Es ist einer dieser strahlend blauen Frühlingstage. Auf den Weiden im oberbayerischen Rupertiwinkel malmen die Kühe Gras in sich hinein, auf den Feldern wird geackert. Im Landgasthof Gut Edermann bei Teisendorf scharen sich Biobauern, Bürgermeister und andere Honoratioren um eine junge Frau im Dirndl: die neue bayerische Landwirtschaftsministerin Michaela Kaniber (CSU).
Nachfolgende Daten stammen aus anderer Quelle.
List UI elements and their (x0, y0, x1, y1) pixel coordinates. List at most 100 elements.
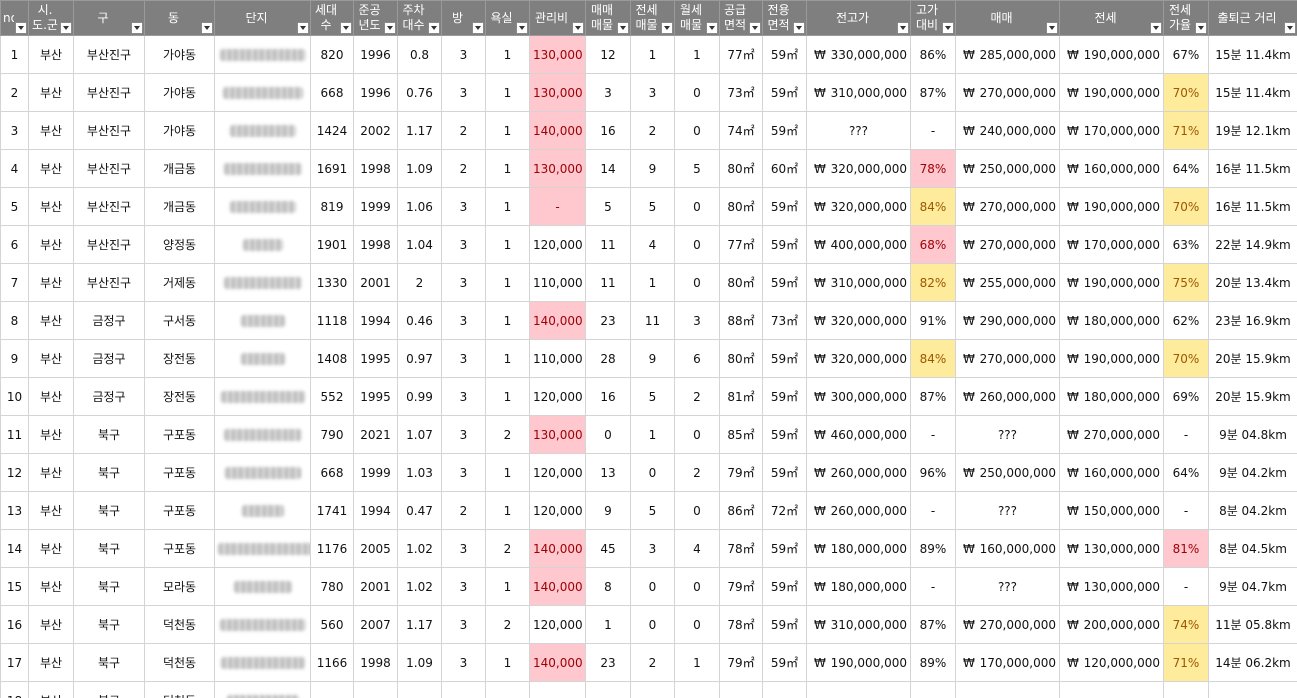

Sie sind alle in Feierlaune, weil Kaniber als eine ihrer ersten Amtshandlungen das Öko-Programm, mit dem der Freistaat seine Biobauern sponsert, um drei Jahre verlängert.
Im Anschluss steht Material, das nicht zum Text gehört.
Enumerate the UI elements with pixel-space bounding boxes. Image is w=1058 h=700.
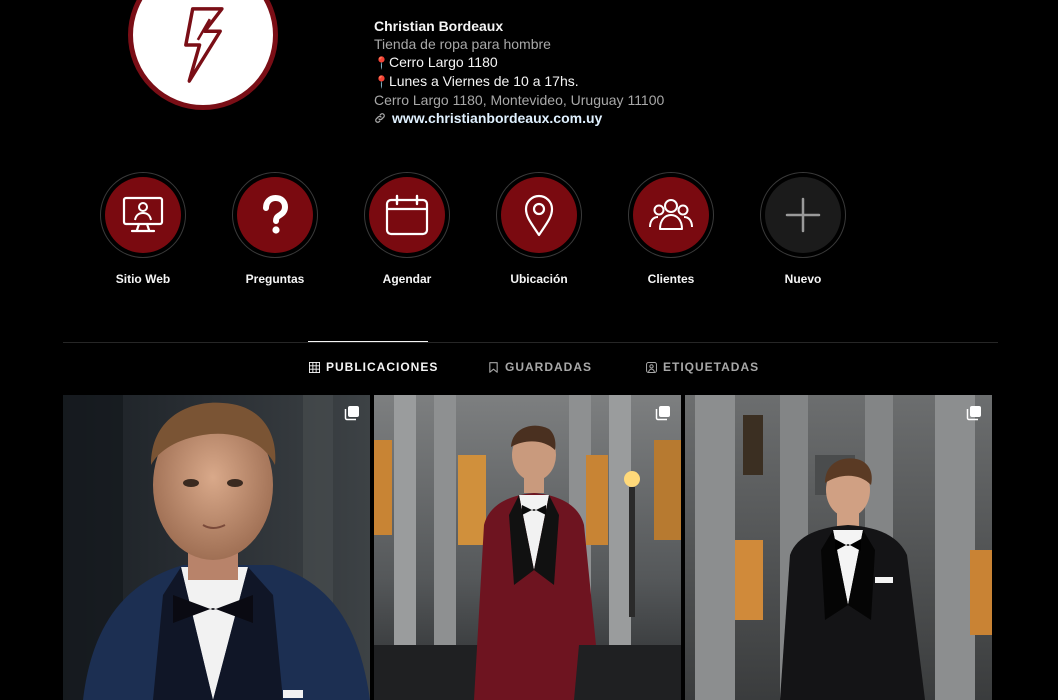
highlight-sitio-web[interactable]: Sitio Web: [100, 172, 186, 286]
highlight-label: Clientes: [647, 272, 695, 286]
highlight-nuevo[interactable]: Nuevo: [760, 172, 846, 286]
pin-icon: 📍: [374, 56, 389, 70]
tab-guardadas[interactable]: GUARDADAS: [488, 360, 592, 374]
highlight-label: Nuevo: [784, 272, 822, 286]
profile-full-address[interactable]: Cerro Largo 1180, Montevideo, Uruguay 11…: [374, 91, 664, 109]
highlight-ring: [364, 172, 450, 258]
highlight-cover: [633, 177, 709, 253]
tagged-user-icon: [646, 361, 657, 373]
bio-hours-text: Lunes a Viernes de 10 a 17hs.: [388, 73, 579, 89]
profile-page: Christian Bordeaux Tienda de ropa para h…: [0, 0, 1058, 700]
pin-icon: 📍: [374, 75, 389, 89]
tab-label: PUBLICACIONES: [326, 360, 439, 374]
profile-avatar[interactable]: [128, 0, 278, 110]
bio-hours-line: 📍Lunes a Viernes de 10 a 17hs.: [374, 72, 664, 91]
post-thumbnail[interactable]: [685, 395, 992, 700]
highlight-ubicacion[interactable]: Ubicación: [496, 172, 582, 286]
highlight-cover: [501, 177, 577, 253]
highlight-ring: [232, 172, 318, 258]
posts-grid: [63, 395, 992, 700]
tab-etiquetadas[interactable]: ETIQUETADAS: [646, 360, 759, 374]
calendar-icon: [385, 194, 429, 236]
profile-bio: Christian Bordeaux Tienda de ropa para h…: [374, 17, 664, 127]
active-tab-indicator: [308, 341, 428, 342]
post-image: [374, 395, 681, 700]
tab-publicaciones[interactable]: PUBLICACIONES: [309, 360, 438, 374]
multiple-photos-icon: [655, 406, 670, 421]
profile-website-link[interactable]: www.christianbordeaux.com.uy: [374, 109, 664, 127]
multiple-photos-icon: [966, 406, 981, 421]
post-thumbnail[interactable]: [374, 395, 681, 700]
highlight-cover: [237, 177, 313, 253]
story-highlights: Sitio Web Preguntas Agendar Ubicación Cl…: [100, 172, 846, 286]
tab-label: GUARDADAS: [505, 360, 592, 374]
profile-category: Tienda de ropa para hombre: [374, 36, 551, 52]
post-thumbnail[interactable]: [63, 395, 370, 700]
highlight-label: Ubicación: [510, 272, 568, 286]
link-icon: [375, 113, 385, 123]
profile-name: Christian Bordeaux: [374, 18, 504, 34]
post-image: [63, 395, 370, 700]
group-icon: [649, 199, 693, 230]
highlight-ring: [628, 172, 714, 258]
tab-label: ETIQUETADAS: [663, 360, 760, 374]
post-image: [685, 395, 992, 700]
tabs-divider: [63, 342, 998, 343]
website-text: www.christianbordeaux.com.uy: [392, 110, 603, 126]
highlight-cover: [765, 177, 841, 253]
question-mark-icon: [263, 194, 289, 234]
highlight-preguntas[interactable]: Preguntas: [232, 172, 318, 286]
bio-address-text: Cerro Largo 1180: [388, 54, 498, 70]
bookmark-icon: [489, 361, 498, 373]
highlight-agendar[interactable]: Agendar: [364, 172, 450, 286]
highlight-cover: [369, 177, 445, 253]
bio-address-line: 📍Cerro Largo 1180: [374, 53, 664, 72]
plus-icon: [785, 197, 821, 233]
highlight-clientes[interactable]: Clientes: [628, 172, 714, 286]
highlight-label: Sitio Web: [115, 272, 171, 286]
location-pin-icon: [524, 194, 554, 237]
highlight-label: Preguntas: [245, 272, 305, 286]
highlight-cover: [105, 177, 181, 253]
highlight-ring: [760, 172, 846, 258]
computer-user-icon: [122, 196, 164, 233]
multiple-photos-icon: [344, 406, 359, 421]
brand-logo-icon: [184, 7, 224, 83]
highlight-ring: [100, 172, 186, 258]
grid-icon: [309, 361, 320, 373]
highlight-label: Agendar: [382, 272, 432, 286]
highlight-ring: [496, 172, 582, 258]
Außerdem sind im Rupertiwinkel alle ein bisschen Minister geworden, denn Kaniber ist hier in der Gegend daheim. "Es tut mir ja so gut, hier bei euch zu sein", schmeichelt Kaniber ihrem Publikum. "Ihr seids die Bauern, die wir brauchen." Die Grünen-Politikerin Gisela Sengl, die ebenfalls aus der Region stammt und auch nach Teisendorf gekommen ist, stimmt in den Frühlingschor mit ein, als sei sie CSU-Mitglied: "Ja, so ist die Michaela Kaniber: konservativ, bodenständig und lebensnah. Und sie kann sehr gut mit den Leuten umgehen."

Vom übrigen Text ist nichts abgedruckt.